Gotta run - or should I say Gotta “flit!”

Happy Stitching!

Joan Ford
Head Hummingbird
Hummingbird Highway

Thursday, November 2, 2017

A Happy Place

I spent last weekend at Quilt Market, the quilt industry trade show in Houston, Texas.

While many families are still displaced because of storm damage from Hurricane Harvey, the areas I visited near the convention center were open for business and recovering well.

My hotel was about a 10-block walk to and from the convention center. Along the way, I noticed that a pigeon must have ignored the ‘stay off the pavement’ signs when this little strip of concrete was curing.

As I got close to the convention center, Avenida Houston—ongoing outdoor festivals and entertainment connecting elements of the downtown area—was in evidence.

To set a creepy Halloween tone, these eerie apparitions swing from the trees.

Each bride-like figure created the perfect atmosphere to set a spooky tone for All Hallow’s Eve.

Colorful streamers decorated several structures in the park and in the street directly in front of the George Brown Convention Center, where Quilt Market was underway.

Just inside the convention center, a look up reveals clouds and birds (!) drifting overhead.

Once inside the convention center.

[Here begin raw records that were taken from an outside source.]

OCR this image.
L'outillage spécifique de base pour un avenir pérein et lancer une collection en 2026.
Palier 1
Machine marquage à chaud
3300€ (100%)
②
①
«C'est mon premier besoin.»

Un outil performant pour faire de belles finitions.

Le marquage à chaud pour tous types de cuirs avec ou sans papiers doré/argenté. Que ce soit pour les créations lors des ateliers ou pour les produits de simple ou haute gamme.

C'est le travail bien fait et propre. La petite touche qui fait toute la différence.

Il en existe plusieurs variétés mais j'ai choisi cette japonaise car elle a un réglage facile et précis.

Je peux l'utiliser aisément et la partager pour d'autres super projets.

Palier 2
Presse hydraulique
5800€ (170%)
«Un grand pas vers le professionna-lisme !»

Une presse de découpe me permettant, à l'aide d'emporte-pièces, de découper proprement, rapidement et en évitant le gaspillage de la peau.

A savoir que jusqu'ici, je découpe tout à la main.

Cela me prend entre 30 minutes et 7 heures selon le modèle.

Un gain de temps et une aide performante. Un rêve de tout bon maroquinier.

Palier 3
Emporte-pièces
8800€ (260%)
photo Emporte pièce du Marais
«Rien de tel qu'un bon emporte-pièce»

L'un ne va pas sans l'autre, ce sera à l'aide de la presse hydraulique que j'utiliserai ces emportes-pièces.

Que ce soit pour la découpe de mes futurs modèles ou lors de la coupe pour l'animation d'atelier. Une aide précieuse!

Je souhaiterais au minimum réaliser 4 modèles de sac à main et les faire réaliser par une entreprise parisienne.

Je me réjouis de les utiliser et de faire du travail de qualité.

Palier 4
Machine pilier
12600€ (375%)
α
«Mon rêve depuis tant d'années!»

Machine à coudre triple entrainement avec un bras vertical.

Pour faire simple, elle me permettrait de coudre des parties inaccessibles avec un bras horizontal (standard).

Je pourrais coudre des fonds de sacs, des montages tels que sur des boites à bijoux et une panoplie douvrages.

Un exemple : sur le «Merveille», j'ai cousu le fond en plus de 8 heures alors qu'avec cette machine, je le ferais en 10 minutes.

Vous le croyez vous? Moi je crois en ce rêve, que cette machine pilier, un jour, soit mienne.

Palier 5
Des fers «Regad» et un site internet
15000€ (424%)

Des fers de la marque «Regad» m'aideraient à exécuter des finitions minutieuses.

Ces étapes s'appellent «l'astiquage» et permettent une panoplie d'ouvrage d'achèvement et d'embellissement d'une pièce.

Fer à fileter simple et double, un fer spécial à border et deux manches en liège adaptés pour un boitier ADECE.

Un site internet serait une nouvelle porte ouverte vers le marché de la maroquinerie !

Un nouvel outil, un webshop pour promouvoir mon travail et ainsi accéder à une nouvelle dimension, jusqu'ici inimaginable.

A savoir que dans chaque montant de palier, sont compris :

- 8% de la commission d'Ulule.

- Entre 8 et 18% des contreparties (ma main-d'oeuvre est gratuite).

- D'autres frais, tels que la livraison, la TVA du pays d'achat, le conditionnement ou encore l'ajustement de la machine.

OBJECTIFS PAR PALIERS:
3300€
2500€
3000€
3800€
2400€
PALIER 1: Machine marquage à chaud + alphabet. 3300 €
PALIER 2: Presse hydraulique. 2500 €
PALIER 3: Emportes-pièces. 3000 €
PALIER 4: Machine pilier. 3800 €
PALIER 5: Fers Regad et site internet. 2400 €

And on the trade show floor, it’s inspiring to see the creative displays at each booth.

Riley Blake had dozens of huge white paper flowers bordering their entire display.

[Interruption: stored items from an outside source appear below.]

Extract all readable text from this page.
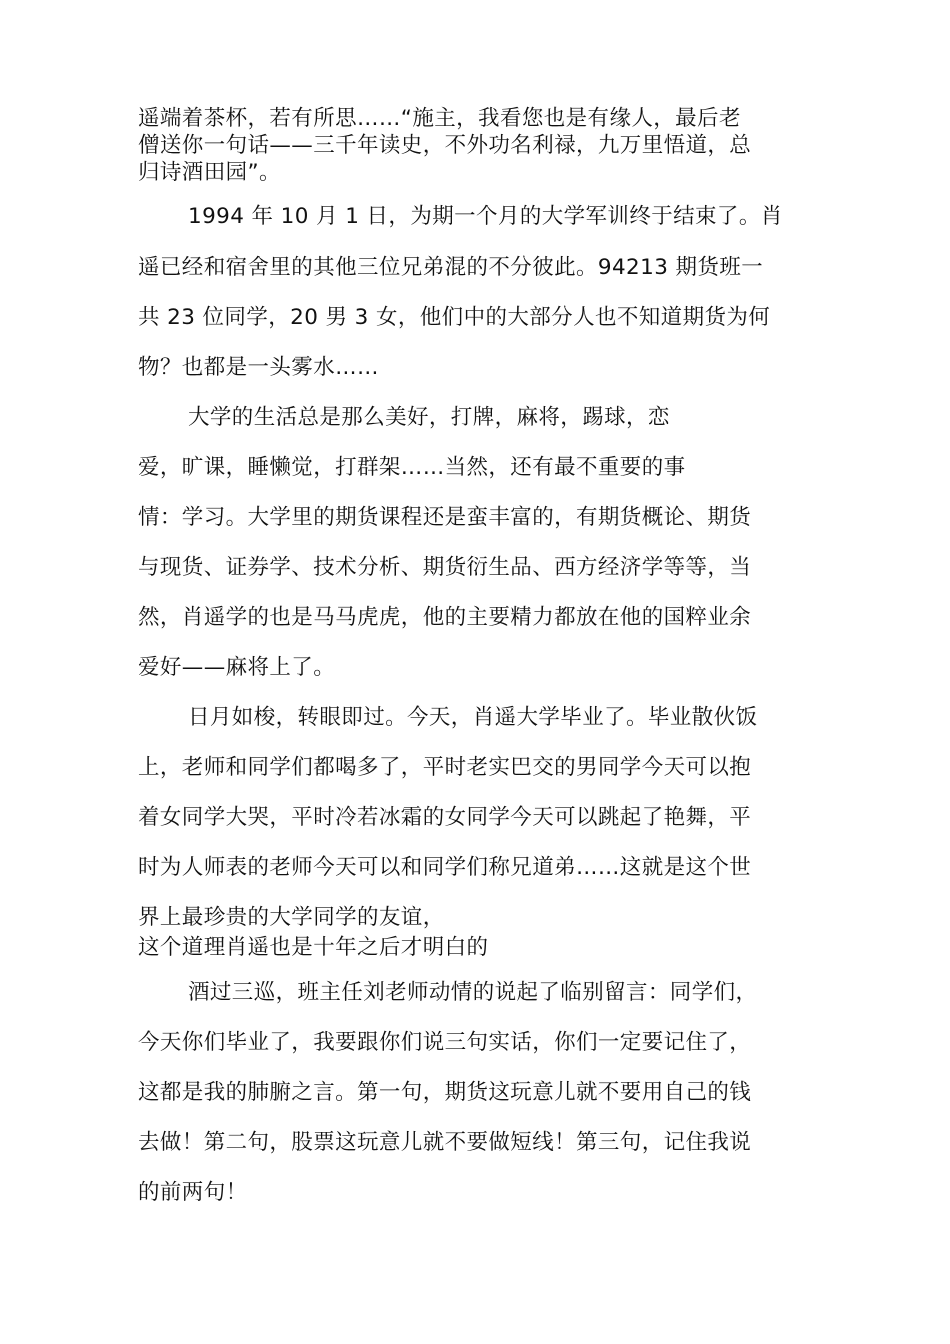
遥端着茶杯，若有所思……“施主，我看您也是有缘人，最后老
僧送你一句话——三千年读史，不外功名利禄，九万里悟道，总
归诗酒田园”。
1994 年 10 月 1 日，为期一个月的大学军训终于结束了。肖
遥已经和宿舍里的其他三位兄弟混的不分彼此。94213 期货班一
共 23 位同学，20 男 3 女，他们中的大部分人也不知道期货为何
物？也都是一头雾水……
大学的生活总是那么美好，打牌，麻将，踢球，恋
爱，旷课，睡懒觉，打群架……当然，还有最不重要的事
情：学习。大学里的期货课程还是蛮丰富的，有期货概论、期货
与现货、证券学、技术分析、期货衍生品、西方经济学等等，当
然，肖遥学的也是马马虎虎，他的主要精力都放在他的国粹业余
爱好——麻将上了。
日月如梭，转眼即过。今天，肖遥大学毕业了。毕业散伙饭
上，老师和同学们都喝多了，平时老实巴交的男同学今天可以抱
着女同学大哭，平时冷若冰霜的女同学今天可以跳起了艳舞，平
时为人师表的老师今天可以和同学们称兄道弟……这就是这个世
界上最珍贵的大学同学的友谊，
这个道理肖遥也是十年之后才明白的
酒过三巡，班主任刘老师动情的说起了临别留言：同学们，
今天你们毕业了，我要跟你们说三句实话，你们一定要记住了，
这都是我的肺腑之言。第一句，期货这玩意儿就不要用自己的钱
去做！第二句，股票这玩意儿就不要做短线！第三句，记住我说
的前两句！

These sponge french fries created a clever display in Christopher Thompson’s (Also Riley Blake) booth.

Oooh, look who’s on the schedule over at the Taunton Press booth! Yep, that would be me. I had a wonderful time chatting with old friends and new ones while signing books and showing off some Versatile Nine Patch projects. . .

Wandering from booth to booth, some vendors stand out. Of course, you know I loved this booth!

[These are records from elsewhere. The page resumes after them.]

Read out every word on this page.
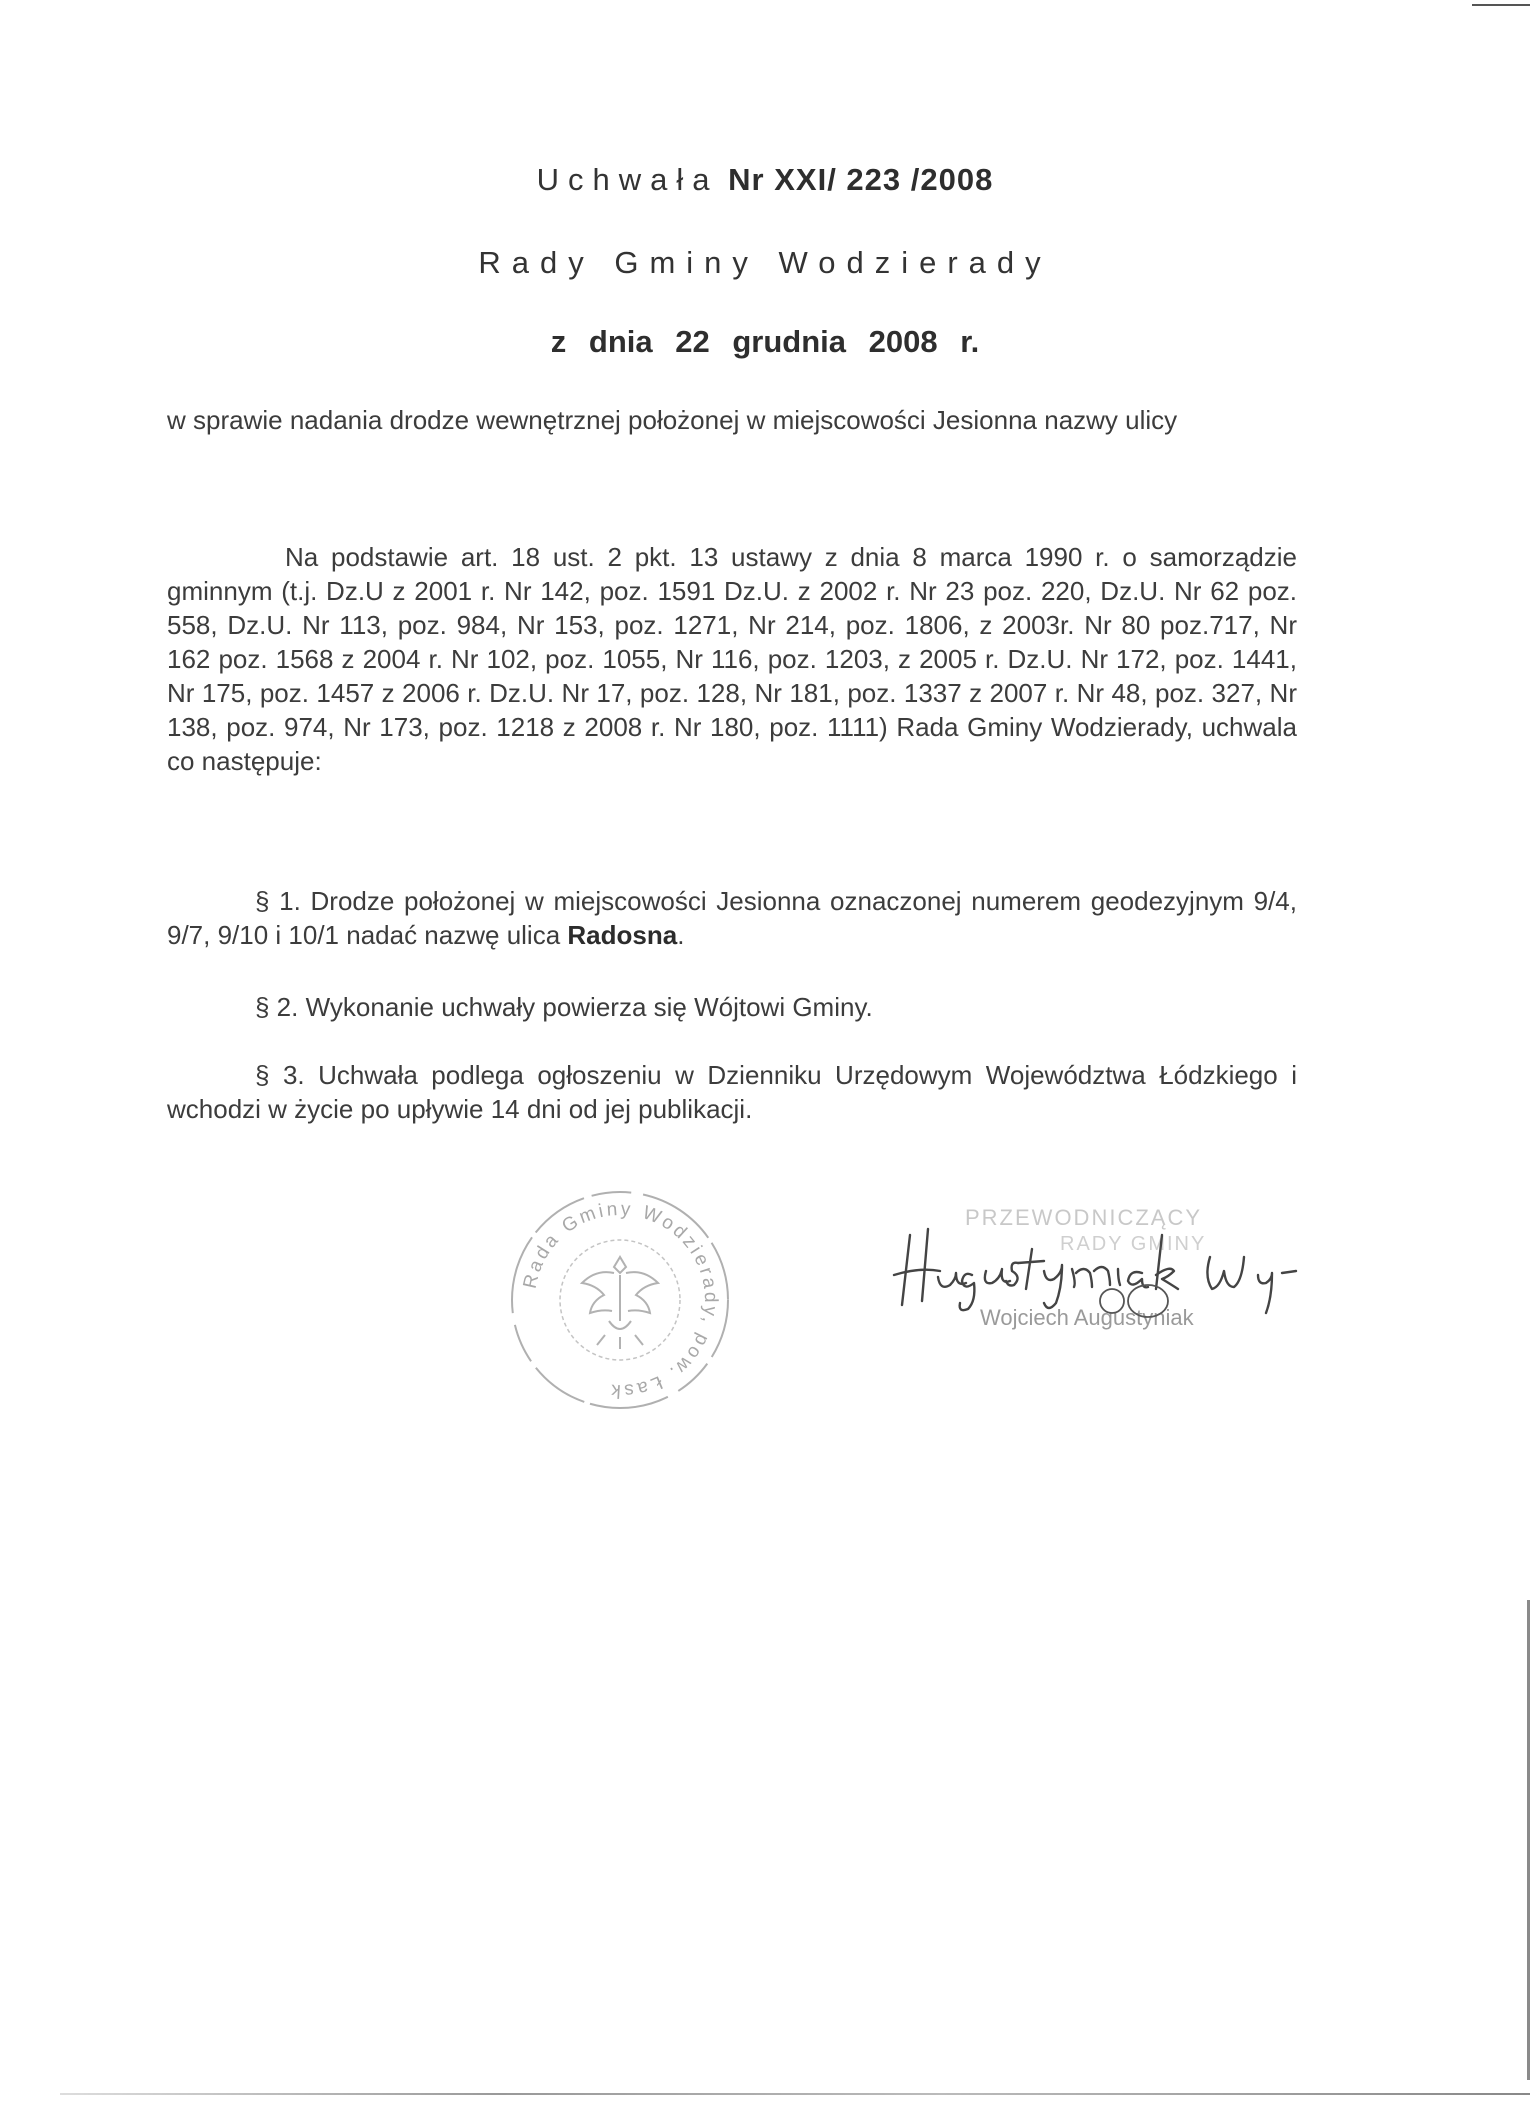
Uchwała Nr XXI/ 223 /2008
Rady Gminy Wodzierady
z dnia 22 grudnia 2008 r.
w sprawie nadania drodze wewnętrznej położonej w miejscowości Jesionna nazwy ulicy
Na podstawie art. 18 ust. 2 pkt. 13 ustawy z dnia 8 marca 1990 r. o samorządzie gminnym (t.j. Dz.U z 2001 r. Nr 142, poz. 1591 Dz.U. z 2002 r. Nr 23 poz. 220, Dz.U. Nr 62 poz. 558, Dz.U. Nr 113, poz. 984, Nr 153, poz. 1271, Nr 214, poz. 1806, z 2003r. Nr 80 poz.717, Nr 162 poz. 1568 z 2004 r. Nr 102, poz. 1055, Nr 116, poz. 1203, z 2005 r. Dz.U. Nr 172, poz. 1441, Nr 175, poz. 1457 z 2006 r. Dz.U. Nr 17, poz. 128, Nr 181, poz. 1337 z 2007 r. Nr 48, poz. 327, Nr 138, poz. 974, Nr 173, poz. 1218 z 2008 r. Nr 180, poz. 1111) Rada Gminy Wodzierady, uchwala co następuje:
§ 1. Drodze położonej w miejscowości Jesionna oznaczonej numerem geodezyjnym 9/4, 9/7, 9/10 i 10/1 nadać nazwę ulica Radosna.
§ 2. Wykonanie uchwały powierza się Wójtowi Gminy.
§ 3. Uchwała podlega ogłoszeniu w Dzienniku Urzędowym Województwa Łódzkiego i wchodzi w życie po upływie 14 dni od jej publikacji.
Rada Gminy Wodzierady, pow. Łask
PRZEWODNICZĄCY
RADY GMINY
Wojciech Augustyniak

I made sure I set time aside to wander into the quilt show. After the close of Quilt Market, the trade show-Quilt Festival-for anyone and everyone, not just members of the quilt industry, begins. The quilt show is a wonderful escape away from the hustle and bustle of the vending booths and displays to quilts submitted from all corners of the world.

This one, Mini V, by Grace Sim of Weston Lakes, Texas, is only about 12-14” square!

It looks like I am touching the quilt, I am not, but I needed something in the picture to show the scale of all those tiny little pieces.

Pinecones by Lenore Crawford of Midland Michigan and it’s red birds in a riot of white and gray tree branches drew me in!

Here’s a close-up of one of the birdies.

Keeping Up Appearances by Jan Reed of Grass Valley, California. is an amazing study of one of my favorite subjects - birds - in this case an ibis preening its feathers. The detail is just fabulous! Batiks, thread, paints, and pencil create this eye-catching quilt!

Continuing along on the bird-inspired quilt theme, Making Amends by Carol Cote of Brights Grove, Ontario, Canada captures one of my favorites - the Atlantic Puffin. On my trip to Alaska this summer, I was able to see circuses of Horned and Tufted Puffins off the Alaskan coast. They are just so fun!

A detail of Making Amends.

These are just a few of the images that captured my soul on this trip to Houston. At the airport, I grabbed a lemonade (Huberts Lemonade) in the airport because I’m not really fond of the fizzy stuff they serve on the plane. Once I was settled into my seat with my travel stitching project in my lap, I noticed the inside of the top had a message for me!

Right-o! I like to think this way about all kinds of quilty endeavors!